Restando in tema di commenti, la famosa frase di Fritz Lang sui cattivi vs più cattivi della società che divenivano convenzionalmente buoni vs cattivi al cinema, è messa in pratica con tutto lo zelo che Polonsky disponeva. Leo, che nel film ha il ruolo di riferimento morale – avendo pagato gli studi al fratello Joe per farne un avvocato e rifiutando di aderire alle truffe del racket – è un book makers clandestino, non precisamente un professionista in ambito lecito. Ma gli alti papaveri dell’organizzazione mafiosa sono certamente peggio, a cominciare dal fratello avvocato che non palesava alcuno scrupolo legale.
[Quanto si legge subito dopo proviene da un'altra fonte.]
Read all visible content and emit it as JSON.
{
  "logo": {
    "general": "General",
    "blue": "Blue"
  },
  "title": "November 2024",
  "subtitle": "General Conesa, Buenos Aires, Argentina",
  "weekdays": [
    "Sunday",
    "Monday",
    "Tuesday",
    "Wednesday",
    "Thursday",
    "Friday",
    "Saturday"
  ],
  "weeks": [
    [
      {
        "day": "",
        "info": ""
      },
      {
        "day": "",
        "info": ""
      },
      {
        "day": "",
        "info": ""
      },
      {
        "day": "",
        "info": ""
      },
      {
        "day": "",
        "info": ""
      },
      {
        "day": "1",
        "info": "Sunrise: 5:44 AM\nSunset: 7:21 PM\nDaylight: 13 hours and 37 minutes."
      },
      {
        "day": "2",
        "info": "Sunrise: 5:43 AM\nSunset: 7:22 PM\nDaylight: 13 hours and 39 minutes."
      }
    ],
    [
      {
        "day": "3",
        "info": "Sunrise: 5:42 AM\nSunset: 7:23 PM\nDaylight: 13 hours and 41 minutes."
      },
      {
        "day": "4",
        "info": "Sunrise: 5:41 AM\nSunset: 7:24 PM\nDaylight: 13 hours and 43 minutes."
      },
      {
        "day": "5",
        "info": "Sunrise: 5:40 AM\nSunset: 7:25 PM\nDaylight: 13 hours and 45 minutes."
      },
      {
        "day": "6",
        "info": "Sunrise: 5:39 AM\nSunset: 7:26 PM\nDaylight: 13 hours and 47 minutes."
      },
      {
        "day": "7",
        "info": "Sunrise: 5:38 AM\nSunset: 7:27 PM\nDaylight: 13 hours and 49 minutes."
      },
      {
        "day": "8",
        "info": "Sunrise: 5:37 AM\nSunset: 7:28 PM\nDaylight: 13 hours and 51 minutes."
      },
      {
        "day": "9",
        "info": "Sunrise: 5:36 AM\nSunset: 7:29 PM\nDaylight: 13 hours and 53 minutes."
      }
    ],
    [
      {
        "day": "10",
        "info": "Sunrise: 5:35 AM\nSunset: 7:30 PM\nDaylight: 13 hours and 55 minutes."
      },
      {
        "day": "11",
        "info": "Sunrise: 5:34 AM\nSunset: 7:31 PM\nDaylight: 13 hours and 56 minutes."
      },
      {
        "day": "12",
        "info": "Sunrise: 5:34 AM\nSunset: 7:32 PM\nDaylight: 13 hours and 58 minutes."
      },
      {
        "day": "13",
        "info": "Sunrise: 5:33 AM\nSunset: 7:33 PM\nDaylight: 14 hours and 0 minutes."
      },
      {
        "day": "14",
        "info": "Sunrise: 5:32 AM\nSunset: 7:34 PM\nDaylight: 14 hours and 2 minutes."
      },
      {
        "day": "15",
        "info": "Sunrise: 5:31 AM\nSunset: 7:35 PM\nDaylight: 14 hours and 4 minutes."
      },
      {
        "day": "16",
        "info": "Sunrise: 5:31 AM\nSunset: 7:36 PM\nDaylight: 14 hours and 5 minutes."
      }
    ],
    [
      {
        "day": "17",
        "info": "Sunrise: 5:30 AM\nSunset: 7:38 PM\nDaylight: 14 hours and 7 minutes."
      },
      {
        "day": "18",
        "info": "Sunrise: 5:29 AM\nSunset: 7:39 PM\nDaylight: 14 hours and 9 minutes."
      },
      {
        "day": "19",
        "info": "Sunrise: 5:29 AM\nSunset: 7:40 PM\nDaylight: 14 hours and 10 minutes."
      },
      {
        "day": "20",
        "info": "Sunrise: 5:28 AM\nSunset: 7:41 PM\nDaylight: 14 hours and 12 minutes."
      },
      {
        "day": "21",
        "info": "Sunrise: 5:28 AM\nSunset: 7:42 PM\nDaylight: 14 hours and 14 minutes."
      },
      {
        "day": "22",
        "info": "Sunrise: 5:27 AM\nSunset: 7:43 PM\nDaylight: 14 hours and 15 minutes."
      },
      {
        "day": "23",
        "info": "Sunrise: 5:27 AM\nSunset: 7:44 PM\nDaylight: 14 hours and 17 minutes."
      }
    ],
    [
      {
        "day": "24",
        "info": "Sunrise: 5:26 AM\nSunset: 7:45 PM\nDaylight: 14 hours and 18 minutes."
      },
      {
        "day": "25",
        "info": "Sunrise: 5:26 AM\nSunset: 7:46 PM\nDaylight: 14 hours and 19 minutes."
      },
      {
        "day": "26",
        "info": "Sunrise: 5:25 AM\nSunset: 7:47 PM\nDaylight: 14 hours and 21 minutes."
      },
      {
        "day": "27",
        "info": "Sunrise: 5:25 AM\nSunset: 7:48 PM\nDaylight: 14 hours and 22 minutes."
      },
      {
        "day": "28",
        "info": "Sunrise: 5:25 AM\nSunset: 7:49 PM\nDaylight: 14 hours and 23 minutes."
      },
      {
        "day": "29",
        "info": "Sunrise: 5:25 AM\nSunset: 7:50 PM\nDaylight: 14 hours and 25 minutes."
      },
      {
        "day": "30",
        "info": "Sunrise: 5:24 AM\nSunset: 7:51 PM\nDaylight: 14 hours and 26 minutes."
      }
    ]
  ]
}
Cinicamente, il racket – e Polonsky ancor più cinicamente – ha organizzato una truffa sul numero 776 il giorno del 4 luglio: il 4 luglio 1776 è il giorno dell’Indipendenza degli Stati Uniti d’America. Il regista non vuole equivoci: ad essere messi sotto accusa sono proprio gli Stati Uniti d’America, tant’è che Joe, Tucker e gli altri si muovono tra i lugubri e incombenti palazzi di Wall Street, il vero cuore del paese. A proposito della fotografia, notevole il lavoro del veterano George Barnes, chiamato dal regista a ricreare le atmosfere del pittore Edward Hopper. Il bianco e nero eccezionale è supportato da un montaggio serrato, opera di Arthur Seid, che seguiva la sceneggiatura incalzante; le musiche di David Raksin completano il capolavoro di Polonsky. Un capolavoro che, tardivo ritorno sulle scene troppi anni più tardi a parte, sarà praticamente il suo esordio e il canto del cigno allo stesso tempo. Il Sistema ti sistema, cantavano Il Quartiere Latino, un gruppo rock italiano negli anni 90; e già da più di quarant’anni.